Anesthetic gases such as nitrous oxide or halothane are sometimes used as intoxicants by medical personnel. Nitrous oxide also is abused by food service employees, because it is supplied for use as a propellant in disposable aluminum minitanks for whipped-cream canisters. Nitrous oxide produces euphoria and analgesia and then loss of consciousness. Compulsive use and chronic toxicity rarely are reported, but there are obvious risks of overdose associated with the abuse of this anesthetic. Chronic use has been reported to cause peripheral neuropathy.
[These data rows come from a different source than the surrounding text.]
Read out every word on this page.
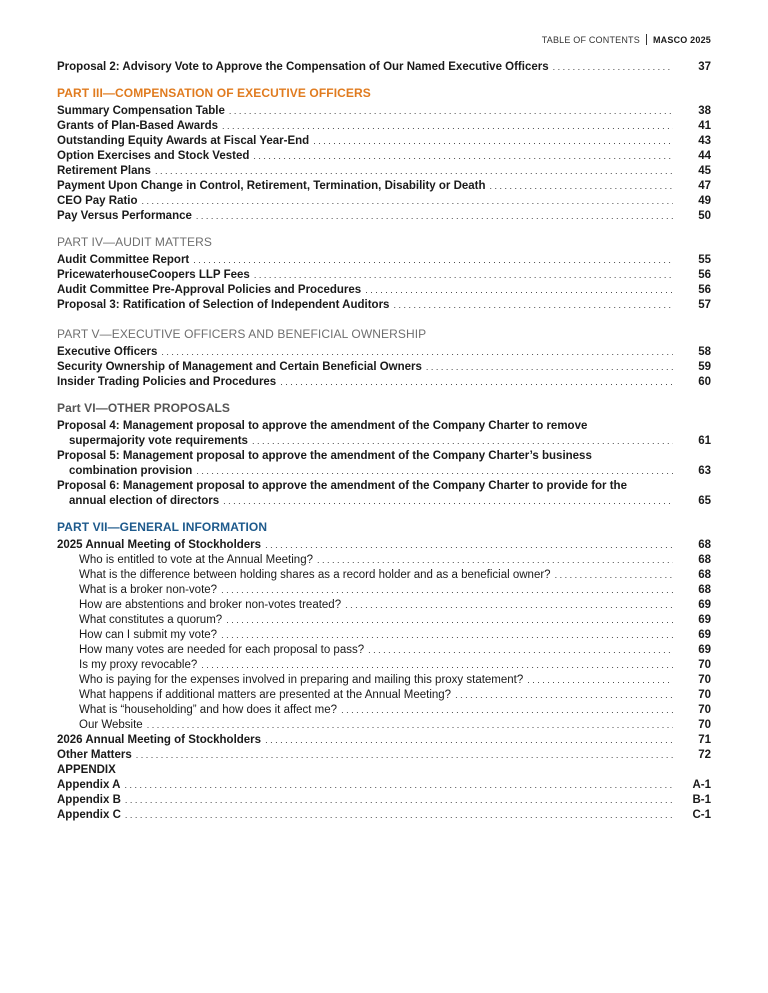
TABLE OF CONTENTS MASCO 2025
Proposal 2: Advisory Vote to Approve the Compensation of Our Named Executive Officers . . .	37
PART III—COMPENSATION OF EXECUTIVE OFFICERS
Summary Compensation Table . . .	38
Grants of Plan-Based Awards . . .	41
Outstanding Equity Awards at Fiscal Year-End . . .	43
Option Exercises and Stock Vested . . .	44
Retirement Plans . . .	45
Payment Upon Change in Control, Retirement, Termination, Disability or Death . . .	47
CEO Pay Ratio . . .	49
Pay Versus Performance . . .	50
PART IV—AUDIT MATTERS
Audit Committee Report . . .	55
PricewaterhouseCoopers LLP Fees . . .	56
Audit Committee Pre-Approval Policies and Procedures . . .	56
Proposal 3: Ratification of Selection of Independent Auditors . . .	57
PART V—EXECUTIVE OFFICERS AND BENEFICIAL OWNERSHIP
Executive Officers . . .	58
Security Ownership of Management and Certain Beneficial Owners . . .	59
Insider Trading Policies and Procedures . . .	60
Part VI—OTHER PROPOSALS
Proposal 4: Management proposal to approve the amendment of the Company Charter to remove
supermajority vote requirements . . .	61
Proposal 5: Management proposal to approve the amendment of the Company Charter’s business
combination provision . . .	63
Proposal 6: Management proposal to approve the amendment of the Company Charter to provide for the
annual election of directors . . .	65
PART VII—GENERAL INFORMATION
2025 Annual Meeting of Stockholders . . .	68
Who is entitled to vote at the Annual Meeting? . . .	68
What is the difference between holding shares as a record holder and as a beneficial owner? . . .	68
What is a broker non-vote? . . .	68
How are abstentions and broker non-votes treated? . . .	69
What constitutes a quorum? . . .	69
How can I submit my vote? . . .	69
How many votes are needed for each proposal to pass? . . .	69
Is my proxy revocable? . . .	70
Who is paying for the expenses involved in preparing and mailing this proxy statement? . . .	70
What happens if additional matters are presented at the Annual Meeting? . . .	70
What is “householding” and how does it affect me? . . .	70
Our Website . . .	70
2026 Annual Meeting of Stockholders . . .	71
Other Matters . . .	72
APPENDIX
Appendix A . . .	A-1
Appendix B . . .	B-1
Appendix C . . .	C-1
Treatment of Drug Abuse and Addiction

The management of drug abuse and addiction must be individualized according to the drugs involved and to the associated psychosocial problems of the individual patient. Pharmacological interventions have been described for each category when medications are available. An understanding of the pharmacology of the drug or combination of drugs ingested by the patient is essential to rational and effective treatment. This may be a matter of urgency for the treatment of overdose or for the detoxification of a patient who is experiencing withdrawal symptoms. It must be recognized, however, that the treatment of the underlying addictive disorder requires months or years of rehabilitation. The behavior patterns encoded during thousands of prior drug ingestions do not disappear with detoxification from the drug, even after a typical 28-day inpatient rehabilitation program. Long periods of outpatient treatment are necessary. There probably will be periods of relapse and remission. While complete abstinence is the preferred goal, in reality most patients are at risk to slip back to drug-seeking behavior and require a period of retreatment. Maintenance medication can be effective in some circumstances, such as methadone for opioid dependence. The process can best be compared to the treatment of other chronic disorders such as diabetes, asthma, or hypertension. Long-term medication may be necessary, and cures are not likely. When viewed in the context of chronic disease, the available treatments for addiction are quite successful (McLellan et al., 1992; O'Brien, 1994).

Long-term treatment is accompanied by improvements in physical status as well as in mental, social, and occupational function. Unfortunately, there is general pessimism in the medical community about the benefits of treatment, so that most of the therapeutic effort is directed at the complications of addiction, such as pulmonary, cardiac, and hepatic disorders. Prevention of these complications can be accomplished by addressing the underlying addictive disorder.

For further discussion of alcoholism and drug dependency see Chapters 372 to 375 in Harrison's Principles of Internal Medicine, 16th ed., McGraw-Hill, New York, 2005.